I have a hard time keeping up with journals and blogs mainly because I can't just write or type something. I have to scrutinize every word and read my entry multiple times before I can submit, and often one post takes me hours to write. Maybe it's a good thing the home office of the company I work for turned me down because they didn't think I would be fast enough to keep up with the pace they needed for communications between the office and the field.
Anyway, I'm here to give a review to The Maltese Falcon. Let me preface this with the story of why I wanted so badly to read this book. Years ago I watched a little famuos movie called The Usual Suspects which has an incredibly well-written twist ending. It's brilliant. Capital 'B' Brilliant. One day I was reading an article about the movie (a review in Rolling Stone or something) and the reviewer compared the movie to the mystery novel The Maltese Falcon, saying the ending of The Usual Suspects was second only to Falcon as the greatest surprise ending in the history of writing. Naturally, I needed to read The Maltese Falcon. I have, for years mind you, avoided even reading synopses of this book for fear of the ending being revealed. This happened to me once when I read the introduction to a book, where the introduction talked about the various ways to interpret the ending.
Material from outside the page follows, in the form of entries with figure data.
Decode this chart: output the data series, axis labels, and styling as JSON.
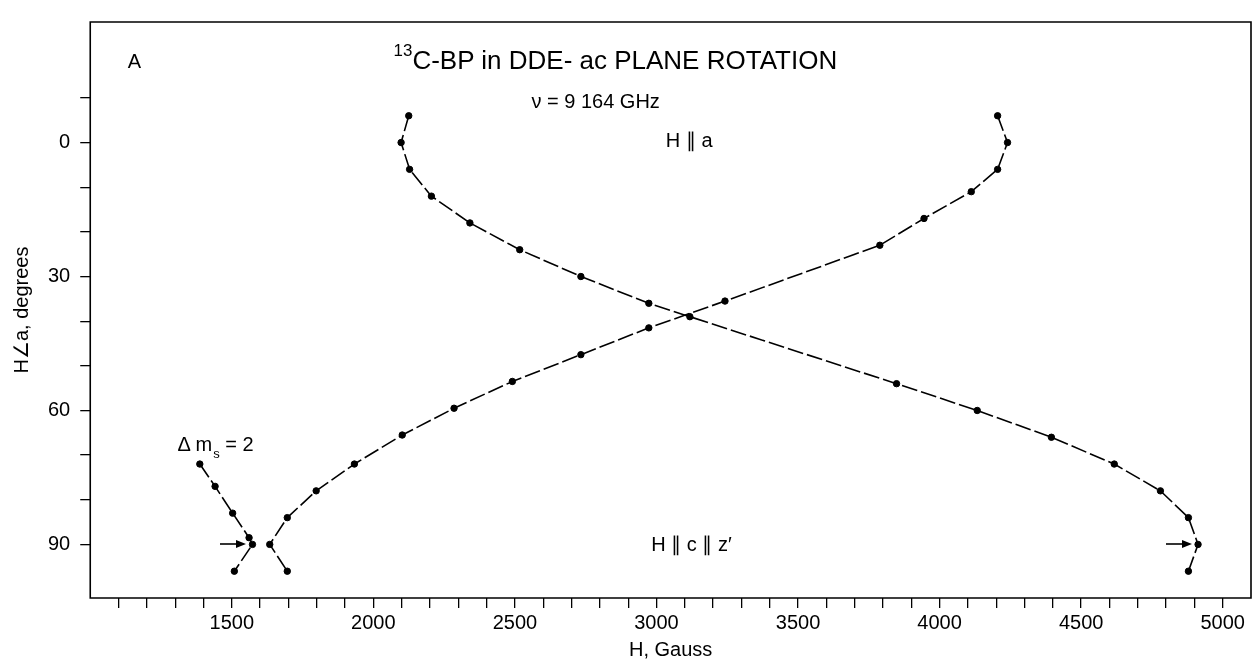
{
  "chart_data": {
    "type": "line",
    "title": "$^{13}$C-BP in DDE- ac PLANE ROTATION",
    "subtitle": "ν = 9 164 GHz",
    "xlabel": "H, Gauss",
    "ylabel": "H∠a, degrees",
    "series": [
      {
        "color": "#000000",
        "x": [
          2125,
          2098,
          2128,
          2205,
          2341,
          2517,
          2733,
          2973,
          3118,
          3848,
          4133,
          4395,
          4617,
          4780,
          4879,
          4913,
          4879
        ],
        "values": [
          -6,
          0,
          6,
          12,
          18,
          24,
          30,
          36,
          39,
          54,
          60,
          66,
          72,
          78,
          84,
          90,
          96
        ]
      },
      {
        "color": "#000000",
        "x": [
          4205,
          4240,
          4205,
          4112,
          3945,
          3789,
          3242,
          2973,
          2733,
          2491,
          2285,
          2102,
          1933,
          1798,
          1696,
          1634,
          1696
        ],
        "values": [
          -6,
          0,
          6,
          11,
          17,
          23,
          35.5,
          41.5,
          47.5,
          53.5,
          59.5,
          65.5,
          72,
          78,
          84,
          90,
          96
        ]
      },
      {
        "color": "#000000",
        "x": [
          1387,
          1441,
          1503,
          1561,
          1573,
          1509
        ],
        "values": [
          72,
          77,
          83,
          88.5,
          90,
          96
        ]
      }
    ],
    "xlim": [
      1000,
      5100
    ],
    "ylim": [
      102,
      -27
    ],
    "xticks": [
      {
        "value": 1100,
        "label": null
      },
      {
        "value": 1200,
        "label": null
      },
      {
        "value": 1300,
        "label": null
      },
      {
        "value": 1400,
        "label": null
      },
      1500,
      {
        "value": 1600,
        "label": null
      },
      {
        "value": 1700,
        "label": null
      },
      {
        "value": 1800,
        "label": null
      },
      {
        "value": 1900,
        "label": null
      },
      2000,
      {
        "value": 2100,
        "label": null
      },
      {
        "value": 2200,
        "label": null
      },
      {
        "value": 2300,
        "label": null
      },
      {
        "value": 2400,
        "label": null
      },
      2500,
      {
        "value": 2600,
        "label": null
      },
      {
        "value": 2700,
        "label": null
      },
      {
        "value": 2800,
        "label": null
      },
      {
        "value": 2900,
        "label": null
      },
      3000,
      {
        "value": 3100,
        "label": null
      },
      {
        "value": 3200,
        "label": null
      },
      {
        "value": 3300,
        "label": null
      },
      {
        "value": 3400,
        "label": null
      },
      3500,
      {
        "value": 3600,
        "label": null
      },
      {
        "value": 3700,
        "label": null
      },
      {
        "value": 3800,
        "label": null
      },
      {
        "value": 3900,
        "label": null
      },
      4000,
      {
        "value": 4100,
        "label": null
      },
      {
        "value": 4200,
        "label": null
      },
      {
        "value": 4300,
        "label": null
      },
      {
        "value": 4400,
        "label": null
      },
      4500,
      {
        "value": 4600,
        "label": null
      },
      {
        "value": 4700,
        "label": null
      },
      {
        "value": 4800,
        "label": null
      },
      {
        "value": 4900,
        "label": null
      },
      5000
    ],
    "yticks": [
      {
        "value": -10,
        "label": null
      },
      0,
      {
        "value": 10,
        "label": null
      },
      {
        "value": 20,
        "label": null
      },
      30,
      {
        "value": 40,
        "label": null
      },
      {
        "value": 50,
        "label": null
      },
      60,
      {
        "value": 70,
        "label": null
      },
      {
        "value": 80,
        "label": null
      },
      90
    ],
    "annotations": [
      "A",
      "H ∥ a",
      "H ∥ c ∥ z′",
      "Δ m$_{s}$ = 2"
    ],
    "grid": false,
    "legend": false,
    "marker": "circle",
    "line_style": "dashed"
  }
}
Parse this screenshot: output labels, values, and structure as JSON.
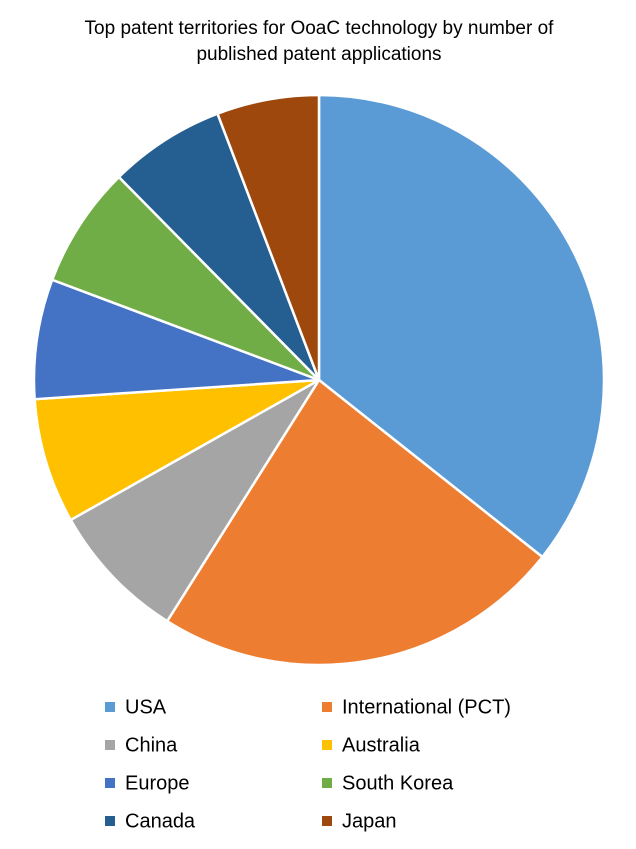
{
  "chart_data": {
    "type": "pie",
    "title": "Top patent territories for OoaC technology by number of published patent applications",
    "categories": [
      "USA",
      "International (PCT)",
      "China",
      "Australia",
      "Europe",
      "South Korea",
      "Canada",
      "Japan"
    ],
    "values": [
      35.7,
      23.3,
      7.9,
      7.1,
      6.8,
      6.9,
      6.6,
      5.8
    ],
    "colors": [
      "#5b9bd5",
      "#ed7d31",
      "#a5a5a5",
      "#ffc000",
      "#4472c4",
      "#70ad47",
      "#255e91",
      "#9e480e"
    ],
    "legend": "bottom"
  }
}
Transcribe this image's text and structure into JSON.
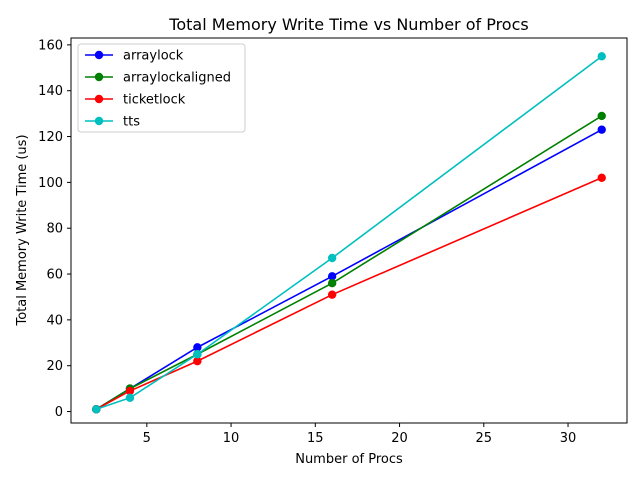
{
  "chart_data": {
    "type": "line",
    "title": "Total Memory Write Time vs Number of Procs",
    "xlabel": "Number of Procs",
    "ylabel": "Total Memory Write Time (us)",
    "x": [
      2,
      4,
      8,
      16,
      32
    ],
    "xlim": [
      0.5,
      33.5
    ],
    "ylim": [
      -5,
      163
    ],
    "xticks": [
      5,
      10,
      15,
      20,
      25,
      30
    ],
    "yticks": [
      0,
      20,
      40,
      60,
      80,
      100,
      120,
      140,
      160
    ],
    "grid": false,
    "legend_position": "upper-left",
    "series": [
      {
        "name": "arraylock",
        "color": "#0000ff",
        "values": [
          1,
          10,
          28,
          59,
          123
        ]
      },
      {
        "name": "arraylockaligned",
        "color": "#008000",
        "values": [
          1,
          10,
          25,
          56,
          129
        ]
      },
      {
        "name": "ticketlock",
        "color": "#ff0000",
        "values": [
          1,
          9,
          22,
          51,
          102
        ]
      },
      {
        "name": "tts",
        "color": "#00bfbf",
        "values": [
          1,
          6,
          25,
          67,
          155
        ]
      }
    ]
  }
}
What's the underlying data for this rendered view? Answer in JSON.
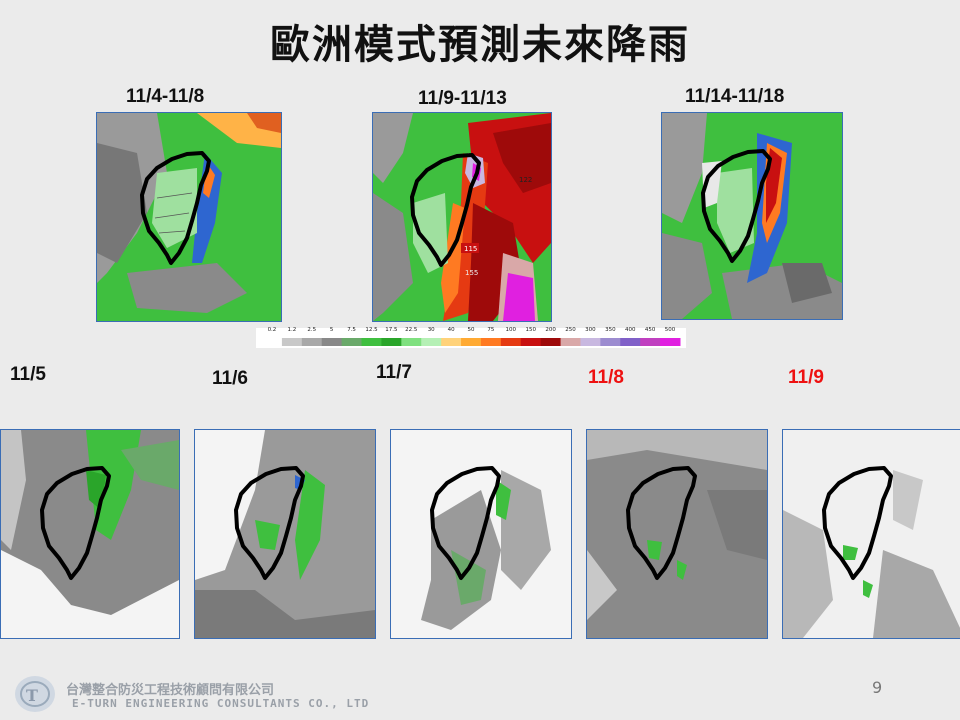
{
  "title": "歐洲模式預測未來降雨",
  "top_maps": [
    {
      "label": "11/4-11/8"
    },
    {
      "label": "11/9-11/13",
      "annotations": [
        "122",
        "115",
        "155"
      ]
    },
    {
      "label": "11/14-11/18"
    }
  ],
  "colorbar": {
    "ticks": [
      "0.2",
      "1.2",
      "2.5",
      "5",
      "7.5",
      "12.5",
      "17.5",
      "22.5",
      "30",
      "40",
      "50",
      "75",
      "100",
      "150",
      "200",
      "250",
      "300",
      "350",
      "400",
      "450",
      "500"
    ],
    "colors": [
      "#ffffff",
      "#c8c8c8",
      "#a8a8a8",
      "#888888",
      "#6aa96a",
      "#3fbf3f",
      "#2aa52a",
      "#7fe07f",
      "#b5f0b5",
      "#ffd27a",
      "#ffaa33",
      "#ff7a22",
      "#e53a12",
      "#c81010",
      "#9e0a0a",
      "#d9a8a8",
      "#c8b8e0",
      "#9c8cd0",
      "#8060c8",
      "#c040c0",
      "#e020e0"
    ]
  },
  "bottom_maps": [
    {
      "label": "11/5",
      "highlight": false
    },
    {
      "label": "11/6",
      "highlight": false
    },
    {
      "label": "11/7",
      "highlight": false
    },
    {
      "label": "11/8",
      "highlight": true
    },
    {
      "label": "11/9",
      "highlight": true
    }
  ],
  "footer": {
    "company_zh": "台灣整合防災工程技術顧問有限公司",
    "company_en": "E-TURN ENGINEERING CONSULTANTS CO., LTD",
    "page_number": "9"
  }
}
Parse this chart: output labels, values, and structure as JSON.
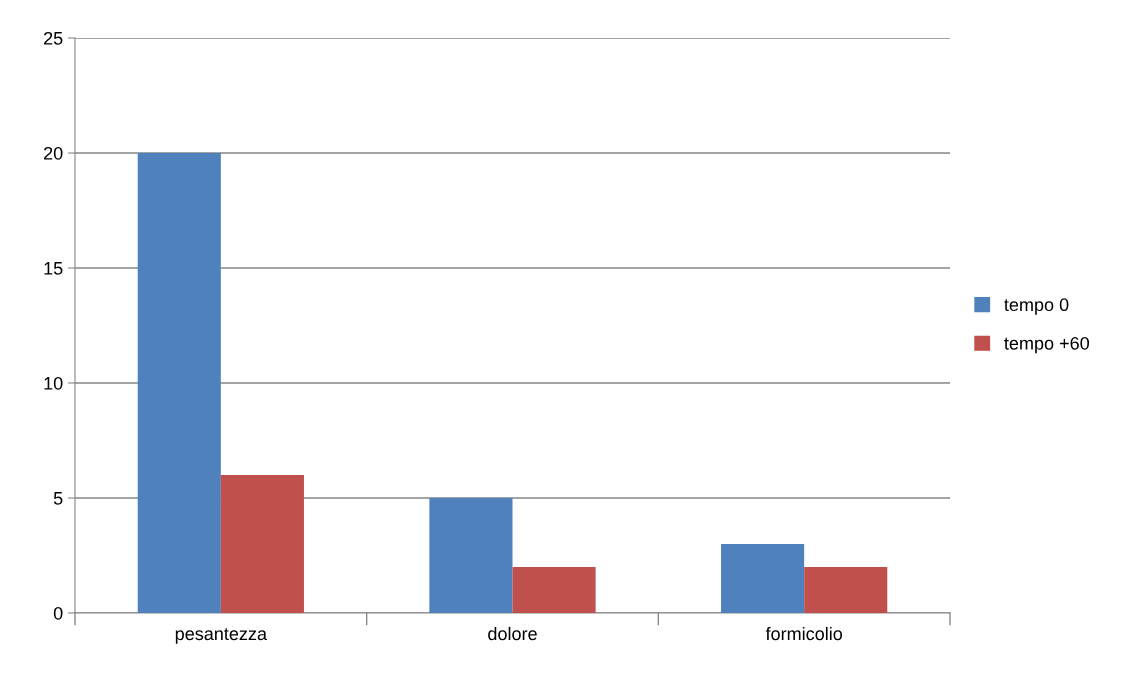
{
  "chart_data": {
    "type": "bar",
    "categories": [
      "pesantezza",
      "dolore",
      "formicolio"
    ],
    "series": [
      {
        "name": "tempo 0",
        "color": "#4f81bd",
        "values": [
          20,
          5,
          3
        ]
      },
      {
        "name": "tempo +60",
        "color": "#c0504d",
        "values": [
          6,
          2,
          2
        ]
      }
    ],
    "ylim": [
      0,
      25
    ],
    "yticks": [
      0,
      5,
      10,
      15,
      20,
      25
    ],
    "grid": "y",
    "legend": "right"
  }
}
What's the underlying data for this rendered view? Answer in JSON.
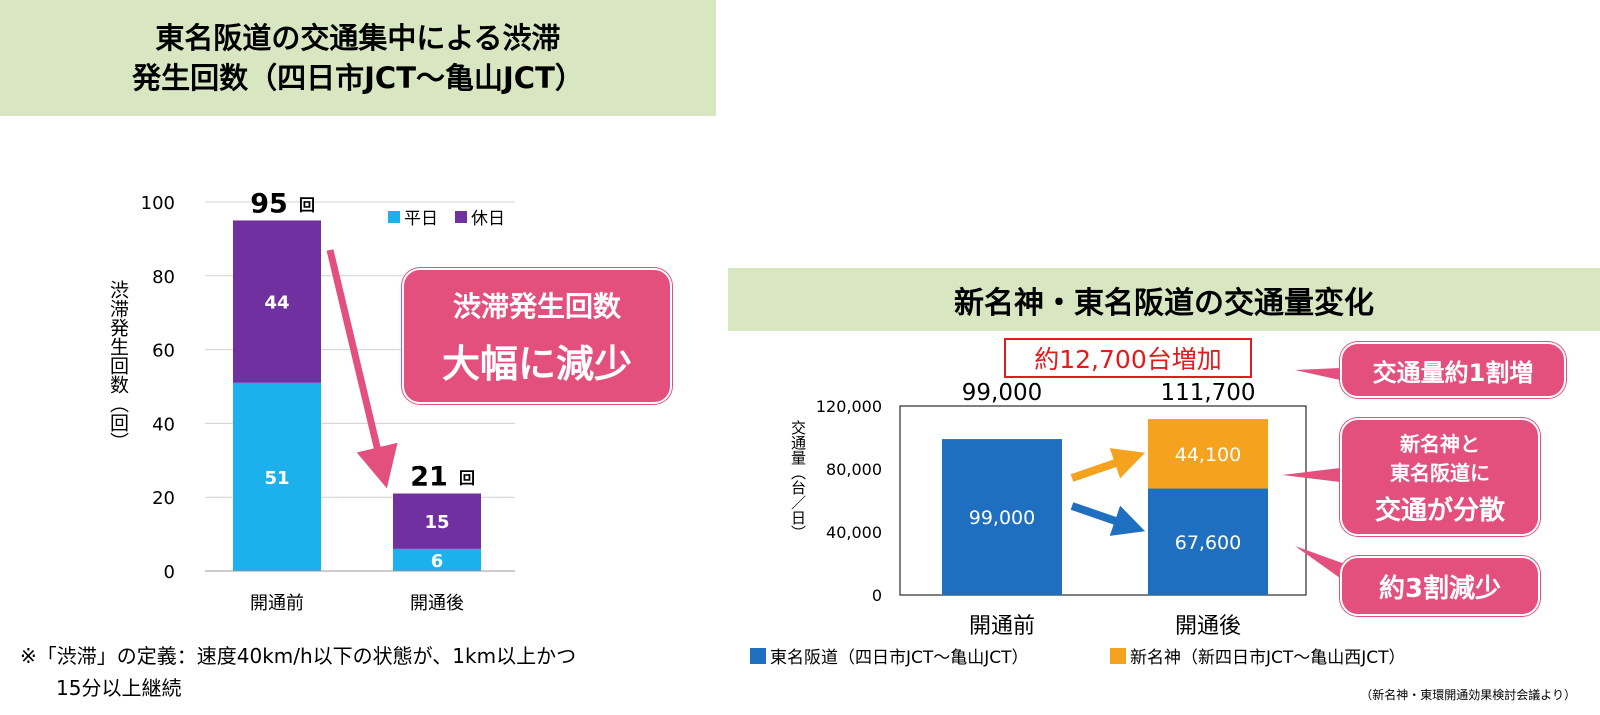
{
  "left_panel": {
    "title_line1": "東名阪道の交通集中による渋滞",
    "title_line2": "発生回数（四日市JCT～亀山JCT）",
    "callout_line1": "渋滞発生回数",
    "callout_line2": "大幅に減少",
    "footnote_line1": "※「渋滞」の定義：速度40km/h以下の状態が、1km以上かつ",
    "footnote_line2": "15分以上継続"
  },
  "right_panel": {
    "title": "新名神・東名阪道の交通量変化",
    "increase_label": "約12,700台増加",
    "callout_top": "交通量約1割増",
    "callout_mid_line1": "新名神と",
    "callout_mid_line2": "東名阪道に",
    "callout_mid_line3": "交通が分散",
    "callout_bottom": "約3割減少",
    "source": "（新名神・東環開通効果検討会議より）"
  },
  "colors": {
    "weekday": "#1cb0ec",
    "holiday": "#7030a0",
    "tomei": "#1f6fc1",
    "shinmeishin": "#f5a21e",
    "callout": "#e4507e",
    "title_bg": "#d8e7c2"
  },
  "chart_data": [
    {
      "type": "bar",
      "stacked": true,
      "categories": [
        "開通前",
        "開通後"
      ],
      "series": [
        {
          "name": "平日",
          "values": [
            51,
            6
          ]
        },
        {
          "name": "休日",
          "values": [
            44,
            15
          ]
        }
      ],
      "totals": [
        95,
        21
      ],
      "total_labels": [
        "95",
        "21"
      ],
      "total_unit": "回",
      "ylabel": "渋滞発生回数（回）",
      "ylim": [
        0,
        100
      ],
      "yticks": [
        0,
        20,
        40,
        60,
        80,
        100
      ],
      "legend_position": "top-right",
      "grid": true
    },
    {
      "type": "bar",
      "stacked": true,
      "categories": [
        "開通前",
        "開通後"
      ],
      "series": [
        {
          "name": "東名阪道（四日市JCT～亀山JCT）",
          "values": [
            99000,
            67600
          ],
          "labels": [
            "99,000",
            "67,600"
          ]
        },
        {
          "name": "新名神（新四日市JCT～亀山西JCT）",
          "values": [
            0,
            44100
          ],
          "labels": [
            "",
            "44,100"
          ]
        }
      ],
      "totals": [
        99000,
        111700
      ],
      "total_labels": [
        "99,000",
        "111,700"
      ],
      "ylabel": "交通量（台／日）",
      "ylim": [
        0,
        120000
      ],
      "yticks": [
        0,
        40000,
        80000,
        120000
      ],
      "ytick_labels": [
        "0",
        "40,000",
        "80,000",
        "120,000"
      ],
      "legend_position": "bottom",
      "grid": false
    }
  ]
}
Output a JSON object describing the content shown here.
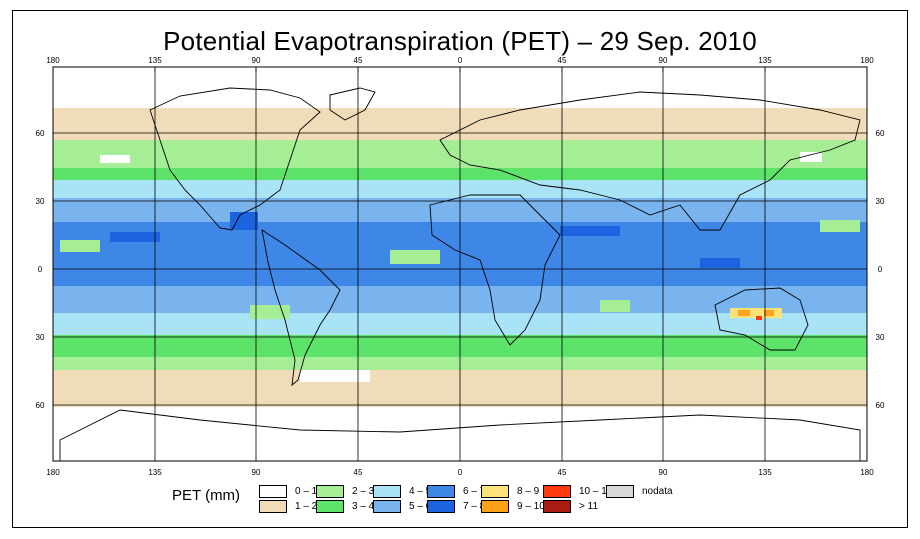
{
  "title": "Potential Evapotranspiration (PET) – 29 Sep. 2010",
  "map": {
    "longitude_ticks": [
      "180",
      "135",
      "90",
      "45",
      "0",
      "45",
      "90",
      "135",
      "180"
    ],
    "latitude_ticks": [
      "60",
      "30",
      "0",
      "30",
      "60"
    ],
    "legend_title": "PET (mm)",
    "legend": [
      {
        "label": "0 – 1",
        "color": "#ffffff"
      },
      {
        "label": "1 – 2",
        "color": "#f0dcb8"
      },
      {
        "label": "2 – 3",
        "color": "#a6ee96"
      },
      {
        "label": "3 – 4",
        "color": "#5de26a"
      },
      {
        "label": "4 – 5",
        "color": "#a8e4f6"
      },
      {
        "label": "5 – 6",
        "color": "#79b4ef"
      },
      {
        "label": "6 – 7",
        "color": "#3f87e6"
      },
      {
        "label": "7 – 8",
        "color": "#1c63e0"
      },
      {
        "label": "8 – 9",
        "color": "#fde27a"
      },
      {
        "label": "9 – 10",
        "color": "#ffa21a"
      },
      {
        "label": "10 – 11",
        "color": "#ff3a10"
      },
      {
        "label": "> 11",
        "color": "#a81c12"
      },
      {
        "label": "nodata",
        "color": "#d8d8d8"
      }
    ]
  }
}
I was not happy.
So I bought the book and began reading. First, it was not well-written, despite the caption on the front cover saying "Dashiell Hammet is a master of the detective novel, yes, but also one hell of a writer." (The Boston Globe.) It's funny, when you notice things you know you do in your own writing and realize how annoying they must be to readers once you see them through the eyes of a reader. Hammet would describe the actions in a scene excrutiatingly thoroughly, like how Sam Spade would pull a cigarette, put it to his lips, take out his matches, take out one match, light it, lift it to the cigarette, etc. Jesus, he lit a cigarette, okay? I mean, that kind of detail is fine the first time but not every freaking time he lights a cigarette or cigar. It also made for some choppy reading.
I recognize the book was most likely ahead of its time, and that it used specifically precise slang for detectives and criminals of the 1920s, but I just found a lot of the dialogue and even narration laughable. I tried, hard, to understand this book probably set the precedent for using correct slang and dialect, but it just made it sound goofy, like a spoof. I guess I like books that don't try so hard and therefore have a universal feel to them. I bet I would have cared about the characters more if I hadn't been trying to decode what certain phrases meant and hadn't been rolling my eyes at what seemed like a giant cliche.
I wonder if I feel the same when someone uses specific Southern slang, or New York street accents. I wonder if those things have withstood the test of time in the real world (most Southerners still have the same phrases and accent as they did 100 years ago and the same goes with at least the New York accent) where as gangsters in no way speak the way they do in this book. Maybe they do speak that way and I would laugh at them if I heard them today, and promptly be shot.
Worst of all, though, was that the mighty ending, fabled to be the most shocking in all of literature, was extremely disappointing. It was actually obvious from the very beginning. I found myself praying it wouldn't turn out that way. Maybe in 1929 no one had ever made a twist like this before (HIGHLY doubtful - no wait, impossible and I know it's not true because I've read stories written before 1929 with similar twists). I wanted the stupid falcon to mean something more than it does. I'm sorry if that ruins a part of the plot for you but that's an ugly truth about this novel - everything in it was disappointing. I don't feel any need to go back through and see if I can find the clues that were so obvious when the ending was revealed but that were cleverly hidden while in the midst of reading. I felt the need for that when I watched The Usual Suspects, and also felt the details throughout were just amazing and so very brilliant in hindsight. There was a point where the main character of Falcon, Sam Spade, was reading the newspaper and he kept dismissing the financial news as unimportant. He does it twice. I thought that would prove highly important to the legendary twist - that he would have seen everything had he not kept skipping that section - but nope. So very disappointing.
I give this novel a low C-, bordering on a D+. I think it might not have faired as badly had I not been anticipating it for so long but that's life, because I had anticipated it and what an anti-climax. I hope my next long-anticipated novel, IQ84 doesn't disappoint.
My Weekly Calendar
I used to have a goal here about eventually reading one book a day and writing fifty pages each week. Someday I may be able to get to fifty pages written, but I've had to come to terms with my inability to read fast enough to ever reach the other goal. Instead, I've begun pacing myself for what I think I can accomplish around work and other priorities. It will drastically cut back how many books I get through each year, but sometimes life is also about accepting what you won't achieve. It's beautiful and necessary to believe in infinite possibilities, but it's also beautiful and necessary to understand limitations.